Fr. Ricardo Guzmán Mendoza, OSA
A. INTRODUCCIÓN.
El simbolismo ocupa, en la interpretación del Apocalipsis, un lugar central; para comprender el libro
es necesario interpretarlos. Pero el sistema lingüístico en el que el autor opera no es sencillo de definir: su
lengua es el griego de la koinh,, pero su matriz cultural es sustancialmente veterotestamentaria, donde
encontraba una multiplicidad de símbolos ya elaborados. Pero, sea en lo que respecta a los contactos con el
AT en general, sea, de manera marcada, por cuanto se refiere al símbolo, el autor muestra una pronunciada
originalidad creativa.
B. EL SIMBOLISMO CÓSMICO.
El cambio de significado propio del símbolo es evidencia sobre todo en el ambiente cósmico. Los
términos que lo explican –como «cielo», «estrella», «sol», «mar», etc.– presentan en el Apocalipsis dos
niveles de significado, el real y el simbólico, que aparecen normalmente en el AT, permitiendo así seguir el
paso de uno a otro en el proceso de simbolización
Así, por ejemplo, «cielo» significa a veces el firmamento (cf. 6,14; 16,21; etc.), pero pasa a significar
la zona ideal de la trascendencia de Dios; es el lugar donde reside Dios. Es típica en el Apocalipsis la
insistencia sobre este último aspecto (cf. 3,1; 4,1.2; 5,3.13; 8,1; etc.). La tierra, es el lugar donde se
enfrentan cielo y mar, Dios y Satanás.
Las estrellas han tenido, ya en el ámbito del AT, una evolución significativa. Son las estrellas en
sentido físico y son símbolo de la trascendencia de Dios reproducida de alguna manera en la acción creativa.
El mismo desarrollo se evidencia en el Apocalipsis, pero la simbolización es prevalente en el sentido real y
presenta una elaboración original. El significado nuevo que adquiere es siempre, fundamentalmente, el del
cambio de un elemento celeste que se encuentra sobre la tierra. Posteriormente el contexto lo específica:
se trata de la dimensión celeste, trascendente, que compete a la iglesia en la historia concreta, de la tensión
hacia la plenitud del día escatológico en el que Cristo resucitado, sentido como presente en la iglesia, le
comunica. O bien se tratará, con un procedimiento a la inversa, de una realidad de por sí trascendente, pero
que se encuentra, porque cayó, sobre la tierra.
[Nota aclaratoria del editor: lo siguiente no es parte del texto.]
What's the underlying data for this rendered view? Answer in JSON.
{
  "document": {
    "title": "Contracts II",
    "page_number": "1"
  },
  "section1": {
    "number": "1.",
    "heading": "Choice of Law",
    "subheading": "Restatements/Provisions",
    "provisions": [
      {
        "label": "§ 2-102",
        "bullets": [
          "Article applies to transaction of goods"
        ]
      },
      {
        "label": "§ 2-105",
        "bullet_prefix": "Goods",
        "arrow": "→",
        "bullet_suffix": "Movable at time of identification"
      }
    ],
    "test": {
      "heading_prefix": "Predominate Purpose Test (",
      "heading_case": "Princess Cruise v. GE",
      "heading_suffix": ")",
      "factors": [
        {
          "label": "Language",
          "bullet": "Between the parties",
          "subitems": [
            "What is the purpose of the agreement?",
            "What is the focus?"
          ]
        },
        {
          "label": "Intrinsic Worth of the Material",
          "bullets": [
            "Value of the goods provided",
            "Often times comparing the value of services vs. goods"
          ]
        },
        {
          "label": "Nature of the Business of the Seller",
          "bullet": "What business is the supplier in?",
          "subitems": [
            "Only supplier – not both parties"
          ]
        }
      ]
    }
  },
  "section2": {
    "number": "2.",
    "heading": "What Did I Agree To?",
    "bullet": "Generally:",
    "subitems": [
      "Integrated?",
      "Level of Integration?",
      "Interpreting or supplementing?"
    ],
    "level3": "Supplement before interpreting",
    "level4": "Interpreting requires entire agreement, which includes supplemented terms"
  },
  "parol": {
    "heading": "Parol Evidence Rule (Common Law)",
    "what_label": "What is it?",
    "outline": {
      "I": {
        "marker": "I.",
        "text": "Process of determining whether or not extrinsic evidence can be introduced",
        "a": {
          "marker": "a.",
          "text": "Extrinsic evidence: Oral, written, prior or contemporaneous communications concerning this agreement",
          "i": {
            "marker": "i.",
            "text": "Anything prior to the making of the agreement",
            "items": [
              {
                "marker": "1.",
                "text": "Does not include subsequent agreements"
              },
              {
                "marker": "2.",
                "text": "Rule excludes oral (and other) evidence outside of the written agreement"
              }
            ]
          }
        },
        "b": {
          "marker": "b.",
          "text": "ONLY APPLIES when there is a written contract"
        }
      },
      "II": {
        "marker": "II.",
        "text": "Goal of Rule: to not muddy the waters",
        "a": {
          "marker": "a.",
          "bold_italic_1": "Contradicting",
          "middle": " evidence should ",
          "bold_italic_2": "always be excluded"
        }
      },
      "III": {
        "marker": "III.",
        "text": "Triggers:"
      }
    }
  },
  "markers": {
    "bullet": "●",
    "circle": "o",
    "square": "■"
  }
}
Otro ejemplo se ve en el rayo y el trueno, presentes en el AT, referidos a la trascendencia y
significativamente a la voz de Dios. Esta simbolización embrionaria asume en el Apocalipsis un desarrollo
nuevo: los «rayos y truenos» que parten del trono de Dios son explícitamente también «voces» (cf. 4,5; 8,5,
11,19; 16,18). Siempre en esta línea se aplica al trueno, cambiado simbólicamente en voz de la
trascendencia, la terminología del lenguaje humano. La referencia genérica a la voz de Dios del AT se
transforma en un hablar articulado, con un contenido preciso, aunque misterioso.
El mar es símbolo del mal (Israel es un pueblo de campesinos: no habrá mar en la nueva Jerusalén),
del mar vienen los invasores, el mar es el lugar donde habita la bestia (abismo).
U. VANNI, L’apocalisse. Ermeneutica, esegesi, teología, Bologna 2001, 31-54. E. CUVILLIER, “El Apocalipsis de Juan”, en MARGUERAT Daniel (ed.),
Introducción al Nuevo Testamento. Su historia, su escritura, su teología, Bilbao 2008, 392-393.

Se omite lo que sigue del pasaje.